I’d like to think my college experience is unique even though people around the world are sharing the same set of experiences. For the last five months, I met wonderful people, met not-so-wonderful ones, saw brand new places I am now familiar with, stressed about school work, and celebrated good grades because they mean so much more than they ever have. Of course, college is nothing like my last year of high school: a stroll in the park. However, college is not the Hunger Games I expected it to be. I’m still trying to form a description of what college is for me, but as of now, in contrast to high school, college work is interesting and rewarding, and nothing about it seems unproductive. My school life and my regular life have merged together. Now, I’m always conscious about lessons, tuition, budgeting, and time. My life isn’t as socially eventful as it was in senior year but when I do get the chance to take a break, it’s more meaningful.
For this New Year, like any new year, I want what most people (should) want, improvement. This has always been a difficult thing for me because it’s hard to better once you’re the best. Sike. I have several goals for myself (grades, health, time management, etc…), but there is one thing I found worth sharing.

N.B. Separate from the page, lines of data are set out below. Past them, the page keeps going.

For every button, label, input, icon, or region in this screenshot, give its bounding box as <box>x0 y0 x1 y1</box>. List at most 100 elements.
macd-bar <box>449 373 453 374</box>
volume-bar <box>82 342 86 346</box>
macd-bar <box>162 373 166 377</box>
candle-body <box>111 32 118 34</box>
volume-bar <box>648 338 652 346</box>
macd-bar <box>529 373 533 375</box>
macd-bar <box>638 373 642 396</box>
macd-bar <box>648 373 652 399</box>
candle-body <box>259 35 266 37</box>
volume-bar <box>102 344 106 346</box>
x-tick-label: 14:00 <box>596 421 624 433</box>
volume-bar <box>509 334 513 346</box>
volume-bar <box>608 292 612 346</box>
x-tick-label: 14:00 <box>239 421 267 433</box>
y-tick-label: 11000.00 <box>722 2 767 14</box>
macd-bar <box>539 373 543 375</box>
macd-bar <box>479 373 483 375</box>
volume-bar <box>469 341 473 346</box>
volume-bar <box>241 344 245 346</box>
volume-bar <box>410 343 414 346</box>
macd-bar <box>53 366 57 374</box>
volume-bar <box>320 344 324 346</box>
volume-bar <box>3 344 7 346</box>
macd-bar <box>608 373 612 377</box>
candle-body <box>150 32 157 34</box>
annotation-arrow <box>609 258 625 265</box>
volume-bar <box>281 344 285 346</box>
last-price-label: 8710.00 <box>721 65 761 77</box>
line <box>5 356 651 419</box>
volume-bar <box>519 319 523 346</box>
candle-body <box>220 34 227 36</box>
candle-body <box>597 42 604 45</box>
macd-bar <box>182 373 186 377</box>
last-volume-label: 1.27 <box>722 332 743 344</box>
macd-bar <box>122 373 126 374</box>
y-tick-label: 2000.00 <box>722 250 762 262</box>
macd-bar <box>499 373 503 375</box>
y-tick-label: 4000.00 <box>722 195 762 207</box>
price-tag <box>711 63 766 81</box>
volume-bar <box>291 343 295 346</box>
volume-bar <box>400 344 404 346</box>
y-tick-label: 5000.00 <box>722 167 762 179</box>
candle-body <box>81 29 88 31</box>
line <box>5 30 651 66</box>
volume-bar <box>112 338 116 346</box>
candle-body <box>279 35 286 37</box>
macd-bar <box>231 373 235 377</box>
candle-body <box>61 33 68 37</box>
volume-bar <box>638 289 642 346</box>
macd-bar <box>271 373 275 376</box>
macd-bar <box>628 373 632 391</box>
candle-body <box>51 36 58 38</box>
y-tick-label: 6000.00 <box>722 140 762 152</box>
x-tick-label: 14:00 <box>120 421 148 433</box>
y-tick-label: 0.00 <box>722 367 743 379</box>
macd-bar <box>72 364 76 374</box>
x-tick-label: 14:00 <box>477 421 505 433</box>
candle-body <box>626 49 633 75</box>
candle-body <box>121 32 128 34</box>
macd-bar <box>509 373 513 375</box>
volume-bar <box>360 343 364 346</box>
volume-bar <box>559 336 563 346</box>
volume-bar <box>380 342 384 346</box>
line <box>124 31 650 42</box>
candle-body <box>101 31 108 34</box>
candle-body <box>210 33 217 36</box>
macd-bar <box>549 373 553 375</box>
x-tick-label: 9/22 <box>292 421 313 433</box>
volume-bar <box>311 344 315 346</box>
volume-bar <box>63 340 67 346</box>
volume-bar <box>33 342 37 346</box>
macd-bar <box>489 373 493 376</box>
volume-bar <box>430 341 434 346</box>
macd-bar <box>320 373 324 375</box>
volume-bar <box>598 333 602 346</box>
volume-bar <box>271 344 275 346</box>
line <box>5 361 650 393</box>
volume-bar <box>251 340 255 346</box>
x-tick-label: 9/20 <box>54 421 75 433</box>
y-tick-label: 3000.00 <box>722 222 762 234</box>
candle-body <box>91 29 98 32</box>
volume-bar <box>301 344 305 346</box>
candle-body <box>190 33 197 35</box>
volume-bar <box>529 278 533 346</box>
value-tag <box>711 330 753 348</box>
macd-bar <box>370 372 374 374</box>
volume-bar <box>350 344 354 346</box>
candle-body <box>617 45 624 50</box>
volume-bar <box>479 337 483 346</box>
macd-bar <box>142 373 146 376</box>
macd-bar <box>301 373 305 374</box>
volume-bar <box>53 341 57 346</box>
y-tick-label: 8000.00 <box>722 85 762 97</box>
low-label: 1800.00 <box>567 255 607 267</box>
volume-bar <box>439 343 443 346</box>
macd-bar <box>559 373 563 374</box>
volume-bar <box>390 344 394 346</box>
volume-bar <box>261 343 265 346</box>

I really miss my passion for photography, but I also want to recuperate my passion to something better than it turned out to be. Earlier this year, I wrote about my struggle as an artist, which was my way of venting all the frustrations from disapproval and my work being taken for granted. One thing I did not share in that post was my permeating insecurity with my work. I’m humbled by all the kind words I receive and honored to have been chosen to photograph such amazing people, but all the kudos and business became something I used to measure my growth as a photographer. There is nothing wrong with compliments and turning your talent into something lucrative, I encourage that for anyone. The problem with using success as a metric for artistic growth is that my life was too busy to make time for my medium. For so long “no excuses” stuck in my head to really emphasize the lack of work I was producing. After moving houses two weeks after graduation and starting college, photography was the last thing on my mind. Any work that I did share was a forced attempt to encourage myself. I didn't love taking pictures anymore because even though clients and friends appreciated my work, none of those images impressed me. I was too eager about composing a stellar image that I forgot to chillax and appreciate the process of taking pictures. So the post from last May that was intended to create a leeway for unapologetic artistry was nothing more but words, until now. Long story short, these last few months that I took to focus on school was a great step back to rethink what I want to do with this whole art form. Honestly, I’m still ideating my photography, but this time I want to learn from my mistake of pressuring myself. Photography has always came naturally to me because I anticipated the process, not just the outcome.